Яшка делал вид, что ничего не замечает, и только беглый, неспокойный взгляд его одного глаза как-то неприятно и смутно говорил, что много грязного, циничного и порочного успел уже осадить в его душе поток жизни.

Сближение с Фроськой произошло случайно в силу того обстоятельства, что Гераська, живший теперь невдалеке от Беренди, взялся сделать мещанам, у которых жила Фроська, шкаф. Когда шкаф с потайным ящиком был готов, он с Яшкой отнес его хозяевам, и Яшка впервые увидел Фроську и пленил ее. Яшка, как тонкий знаток человеческой души, сразу понял, что Фроська для него находка, и – по пословице: даровому коню в зубы не смотрят – завладел ею. Фроська беспрекословно исполняла все его требования и тащила все, что могла, у своих хозяев для своего жестокого и требовательного повелителя. Тонкий, худой Яшка гвоздем засел в ее сердце: сердце болело и шло на муки. Яшка решил утилизировать и слабость Беренди: по его настоянию, Фроська ходила на свидания и полученные деньги отдавала Яшке. И теперь, по замыслу все того же Яшки, Фроська стояла в смутном раздумье с семью рублями в руках. Факт ее болезни был налицо, таким же фактом было и то, что Яшка завтра уходит в море, откуда, кто знает, вернется или не вернется он. Он, конечно, обещал жениться, но Фроська уже знала настолько своего возлюбленного, что угадывала истину. Угадывала и тем не менее верила или хотела верить. Понимала она и то, что не дай она ему эти семь рублей – и поминай как звали Яшку. Отдаст – останется и без Яшки, и без денег.

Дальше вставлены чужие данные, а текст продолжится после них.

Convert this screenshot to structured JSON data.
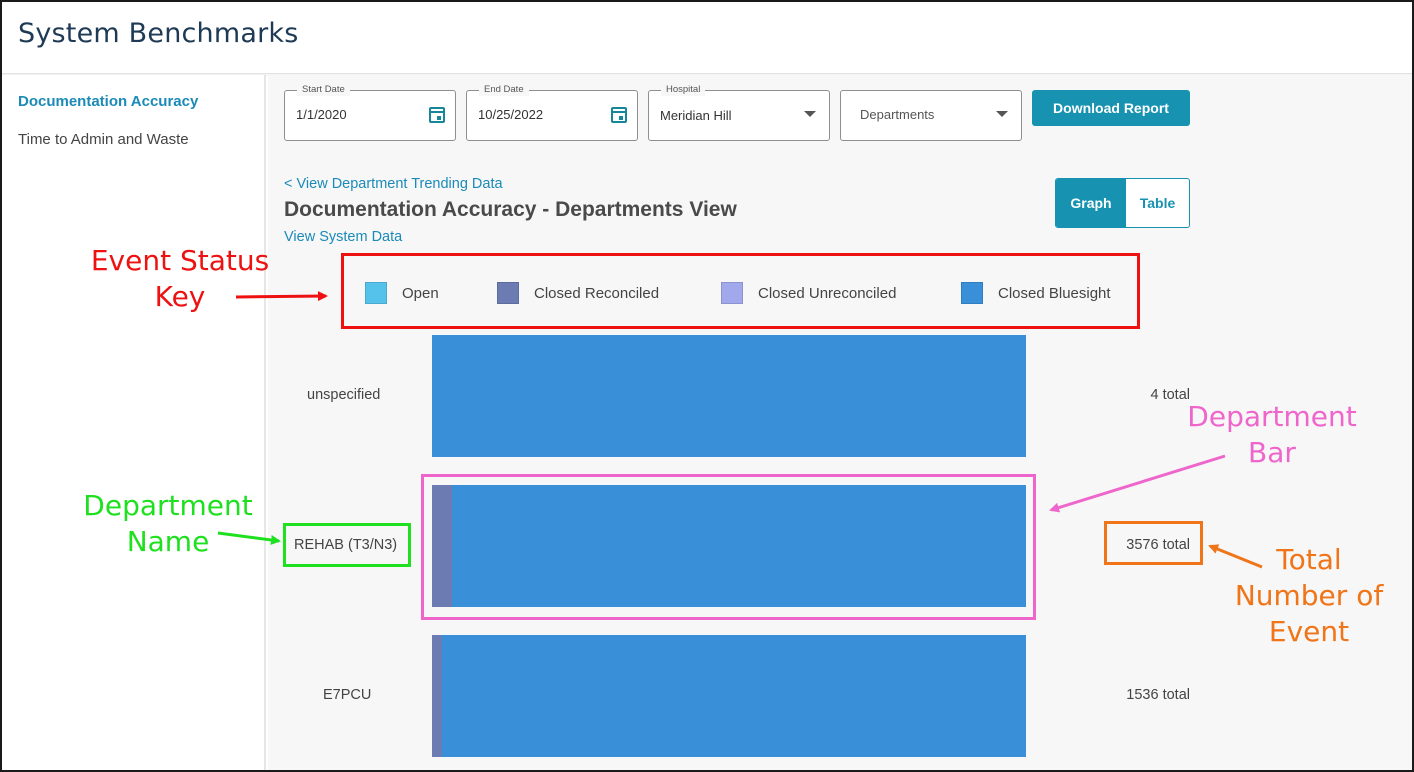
{
  "app": {
    "title": "System Benchmarks"
  },
  "sidebar": {
    "items": [
      {
        "label": "Documentation Accuracy",
        "active": true
      },
      {
        "label": "Time to Admin and Waste",
        "active": false
      }
    ]
  },
  "filters": {
    "start_date": {
      "label": "Start Date",
      "value": "1/1/2020"
    },
    "end_date": {
      "label": "End Date",
      "value": "10/25/2022"
    },
    "hospital": {
      "label": "Hospital",
      "value": "Meridian Hill"
    },
    "departments": {
      "value": "Departments"
    },
    "download_label": "Download Report"
  },
  "view": {
    "back_link": "< View Department Trending Data",
    "title": "Documentation Accuracy - Departments View",
    "system_link": "View System Data",
    "toggle": {
      "graph": "Graph",
      "table": "Table",
      "selected": "graph"
    }
  },
  "legend": [
    {
      "label": "Open",
      "color": "#55c2eb"
    },
    {
      "label": "Closed Reconciled",
      "color": "#6c7cb2"
    },
    {
      "label": "Closed Unreconciled",
      "color": "#a2a8ec"
    },
    {
      "label": "Closed Bluesight",
      "color": "#3a8fd9"
    }
  ],
  "chart_data": {
    "type": "bar",
    "orientation": "horizontal",
    "stacked": "100%",
    "categories": [
      "unspecified",
      "REHAB (T3/N3)",
      "E7PCU"
    ],
    "totals_text": [
      "4 total",
      "3576 total",
      "1536 total"
    ],
    "totals": [
      4,
      3576,
      1536
    ],
    "series": [
      {
        "name": "Open",
        "values": [
          0,
          0,
          0
        ]
      },
      {
        "name": "Closed Reconciled",
        "values": [
          0,
          3.4,
          1.7
        ]
      },
      {
        "name": "Closed Unreconciled",
        "values": [
          0,
          0,
          0
        ]
      },
      {
        "name": "Closed Bluesight",
        "values": [
          100,
          96.6,
          98.3
        ]
      }
    ]
  },
  "annotations": {
    "event_status_key": "Event Status Key",
    "department_name": "Department Name",
    "department_bar": "Department Bar",
    "total_events": "Total Number of Event",
    "colors": {
      "red": "#ee1111",
      "green": "#1fe01f",
      "pink": "#ee66cc",
      "orange": "#f07418"
    }
  }
}
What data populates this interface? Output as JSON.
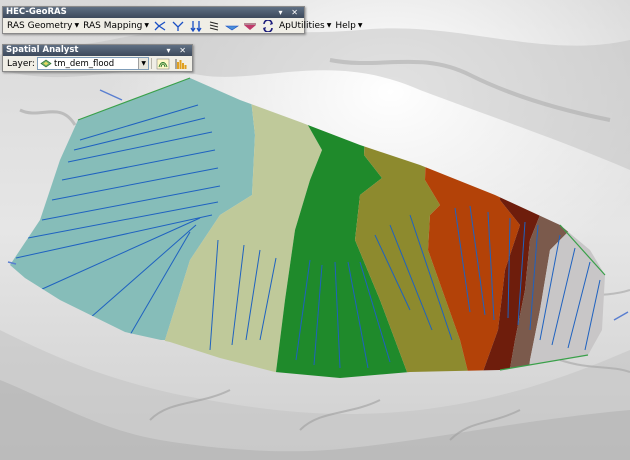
{
  "hec_toolbar": {
    "title": "HEC-GeoRAS",
    "controls": "▾ ✕",
    "menus": [
      {
        "label": "RAS Geometry"
      },
      {
        "label": "RAS Mapping"
      },
      {
        "label": "ApUtilities"
      },
      {
        "label": "Help"
      }
    ],
    "icons": [
      "stream-centerline-icon",
      "flow-paths-icon",
      "cross-sections-icon",
      "banks-icon",
      "bridges-icon",
      "levees-icon",
      "refresh-icon"
    ]
  },
  "spatial_toolbar": {
    "title": "Spatial Analyst",
    "controls": "▾ ✕",
    "layer_label": "Layer:",
    "layer_value": "tm_dem_flood",
    "icons": [
      "contour-icon",
      "histogram-icon"
    ]
  },
  "map": {
    "colors": {
      "zone1": "#86bdb9",
      "zone2": "#bfc99a",
      "zone3": "#1f8a2b",
      "zone4": "#8d8a2e",
      "zone5": "#b34208",
      "zone6": "#6e1d0c",
      "zone7": "#7b5a4c",
      "zone8": "#c8c6c7",
      "cross_section": "#1f62c0"
    }
  }
}
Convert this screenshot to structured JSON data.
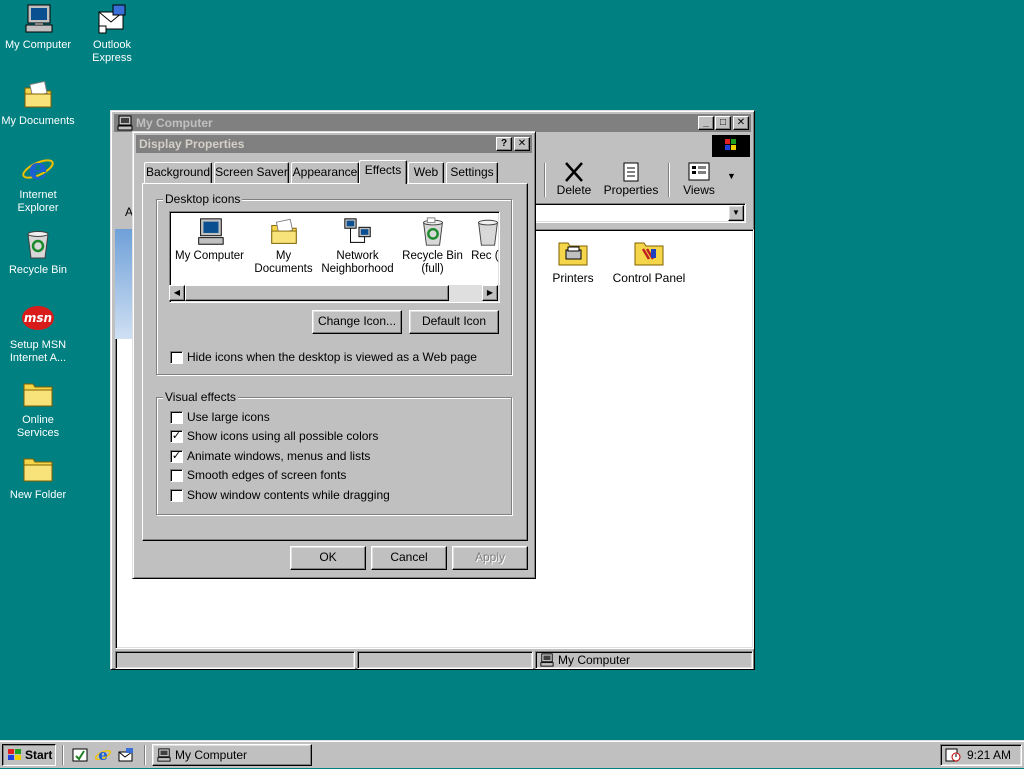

Яшка отлично понимал, какой процесс происходил в душе Фроськи, и рассыпался мелким бесом. Фроська давно уже утешилась мыслью, что «долговязый» принесет еще три рубля тогда, когда коршун Яшка будет уже в море, и на эти три рубля она устроит свое дело. Не отдавала же она еще денег только потому, что любо было слушать Яшку, а даст – перестанет говорить и уйдет. И долго еще Яшка, охваченный красноречием, возбуждаясь видом денег, говорил ей о диковинах моря, о больших городах, где живут турки, ходят в чалмах и халатах, держат по сотне жен.

Как-то сами собой перешли деньги в искусные руки Яшки, и не заметила она и опомнилась, когда Яшка уже был далеко.

– Яшка! – позвала она тоскливо.

– Чего? – нехотя подошел опять Яшка.

– Что ж ты мне скажешь?

– Сказал… приеду – женюсь…

– Обманешь?!

– Что мне обманывать? Сказал – сделаю.

Яшка беспечно, нетерпеливо почесал затылок и опять тихо пошел.

– Когда приедешь?!

– Через два месяца в акурате, – повернулся Яшка и, энергично сдвинув свою матросскую шапку, зашагал и скрылся за углом.

В сонной улице, в блеске луны, в аромате пыльного застывшего вдоль забора бурьяна понеслась разгульно-разбитная песня Яшки:

Несчастлива та дивчина,
Что полюбит моряка:
Моряк въедет в сине море,
Да и больше ничего.

А Фроська все стояла, ухватив изо всей силы своими здоровыми руками стойку забора, и слушала, застыв в тупой тоске, и смотрела в упор вдаль, и ненависть и любовь рвали ее жирное сердце. Яшка – этот вертлявый гвоздь, выдергивался из этого сердца, ничего нельзя было переменить, а взамен осталась она одна, тяжелая, на муки знахарки, и страх этих мук сильнее сжимал ее сердце. Вспомнилась контрастом другая фигура – долговязой глисты, желтоглазника, который как наклонится к ней да пахнет на нее, то так и перевернет ей все сердце. Фроська вдруг тоскливо заревела и, бросив стойку, плакала и надрывалась от слез. Не слышали этих слез ни Яшка, ни Берендя…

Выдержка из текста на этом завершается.